Non-ohmic to ohmic crossover in the breakdown of the quantum Hall states in graphene under broadband excitations
Torsten Röper, Aifei Zhang, Kenji Watanabe, Takashi Taniguchi, Olivier Maillet, François D. Parmentier, Erwann Bocquillon
TL;DR
This work investigates the breakdown of the quantum Hall effect in high-m mobility graphene under broadband excitations (DC to 10 GHz) using Corbino devices. Conductance is described by Efros–Shklovskii variable range hopping, enabling extraction of hopping energies $T_0$ and the effective electronic temperature $T_{eff}$ from both temperature and field-driven measurements.

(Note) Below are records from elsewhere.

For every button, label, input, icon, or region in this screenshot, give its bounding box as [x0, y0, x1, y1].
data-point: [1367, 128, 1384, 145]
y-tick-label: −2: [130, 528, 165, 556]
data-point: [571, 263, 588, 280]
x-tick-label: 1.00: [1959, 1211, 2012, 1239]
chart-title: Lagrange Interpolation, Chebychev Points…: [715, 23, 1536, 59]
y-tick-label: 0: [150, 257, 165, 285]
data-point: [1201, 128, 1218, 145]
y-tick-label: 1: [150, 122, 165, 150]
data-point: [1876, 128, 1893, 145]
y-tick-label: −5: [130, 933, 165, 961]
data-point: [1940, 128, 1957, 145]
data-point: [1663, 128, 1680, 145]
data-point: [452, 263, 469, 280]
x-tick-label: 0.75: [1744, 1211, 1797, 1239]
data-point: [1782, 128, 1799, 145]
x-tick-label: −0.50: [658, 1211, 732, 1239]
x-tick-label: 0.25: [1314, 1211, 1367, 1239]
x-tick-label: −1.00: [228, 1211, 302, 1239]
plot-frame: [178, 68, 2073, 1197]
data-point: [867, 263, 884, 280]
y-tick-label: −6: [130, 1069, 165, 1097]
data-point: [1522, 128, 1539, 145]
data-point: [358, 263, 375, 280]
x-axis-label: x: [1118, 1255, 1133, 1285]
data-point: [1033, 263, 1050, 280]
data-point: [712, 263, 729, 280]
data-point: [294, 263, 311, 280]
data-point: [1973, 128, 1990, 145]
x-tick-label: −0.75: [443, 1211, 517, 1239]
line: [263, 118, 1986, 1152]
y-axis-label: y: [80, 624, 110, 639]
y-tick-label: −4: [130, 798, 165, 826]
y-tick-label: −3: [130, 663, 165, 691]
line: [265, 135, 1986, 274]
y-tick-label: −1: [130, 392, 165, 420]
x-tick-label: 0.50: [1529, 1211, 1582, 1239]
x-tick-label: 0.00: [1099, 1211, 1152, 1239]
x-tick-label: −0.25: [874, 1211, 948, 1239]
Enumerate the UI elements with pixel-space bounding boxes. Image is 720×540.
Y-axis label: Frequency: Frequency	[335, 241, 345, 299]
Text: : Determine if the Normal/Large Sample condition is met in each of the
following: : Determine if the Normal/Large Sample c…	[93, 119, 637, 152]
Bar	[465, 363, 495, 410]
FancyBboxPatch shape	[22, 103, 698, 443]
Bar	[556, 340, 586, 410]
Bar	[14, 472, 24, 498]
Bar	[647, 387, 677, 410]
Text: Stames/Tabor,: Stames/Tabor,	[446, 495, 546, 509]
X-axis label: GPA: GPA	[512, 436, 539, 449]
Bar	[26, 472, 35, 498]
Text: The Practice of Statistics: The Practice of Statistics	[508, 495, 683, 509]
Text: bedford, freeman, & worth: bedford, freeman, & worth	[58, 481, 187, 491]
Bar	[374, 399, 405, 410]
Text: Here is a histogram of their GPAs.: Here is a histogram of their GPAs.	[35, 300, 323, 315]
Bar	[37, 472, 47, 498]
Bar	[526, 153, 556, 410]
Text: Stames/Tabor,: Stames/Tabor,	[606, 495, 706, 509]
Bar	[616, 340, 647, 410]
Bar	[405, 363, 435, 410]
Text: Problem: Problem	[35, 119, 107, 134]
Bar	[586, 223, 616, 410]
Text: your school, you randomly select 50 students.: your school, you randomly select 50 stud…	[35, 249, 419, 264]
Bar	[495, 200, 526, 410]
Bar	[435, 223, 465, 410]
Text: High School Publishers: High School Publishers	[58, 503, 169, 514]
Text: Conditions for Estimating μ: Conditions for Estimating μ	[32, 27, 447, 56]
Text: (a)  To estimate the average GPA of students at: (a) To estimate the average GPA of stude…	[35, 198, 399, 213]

A central finding is a universal crossover from non-ohmic, field-driven VRH to ohmic, Joule-heating–dominated transport, with the crossover voltage $U_c$ scaling as $U_c \propto T_0^{3/2}$ and the breakdown energy following $U_{BD} \propto T_0^{3/2}$, controlled by the localization length $\xi$. Importantly, breakdown shows negligible intrinsic frequency dependence from DC up to $10$ GHz, indicating bulk localization physics, not dynamical drive effects, governs the dissipation in graphene’s QH regime. These results unify low- and high-frequency breakdown and have broad implications for dissipation in topological quantum materials under microwave excitation.
Abstract
Graphene, through the coexistence of large cyclotron gaps and small spin and valley gaps, offers the possibility to study the breakdown of the quantum Hall effect across a wide range of energy scales. In this work, we investigate the breakdown of the QHE in high-mobility graphene Corbino devices under broadband excitation ranging from DC up to 10 GHz. We find that the conductance is consistently described by variable range hopping (VRH) and extract the hopping energies from both temperature and field-driven measurements. Using VRH thermometry, we are able to distinguish between a cold and hot electron regime, which are dominated by non-ohmic VRH and Joule heating, respectively. Our results demonstrate that breakdown in the quantum Hall regime of graphene is governed by a crossover from non-ohmic, field-driven VRH to ohmic, Joule-heating-dominated transport.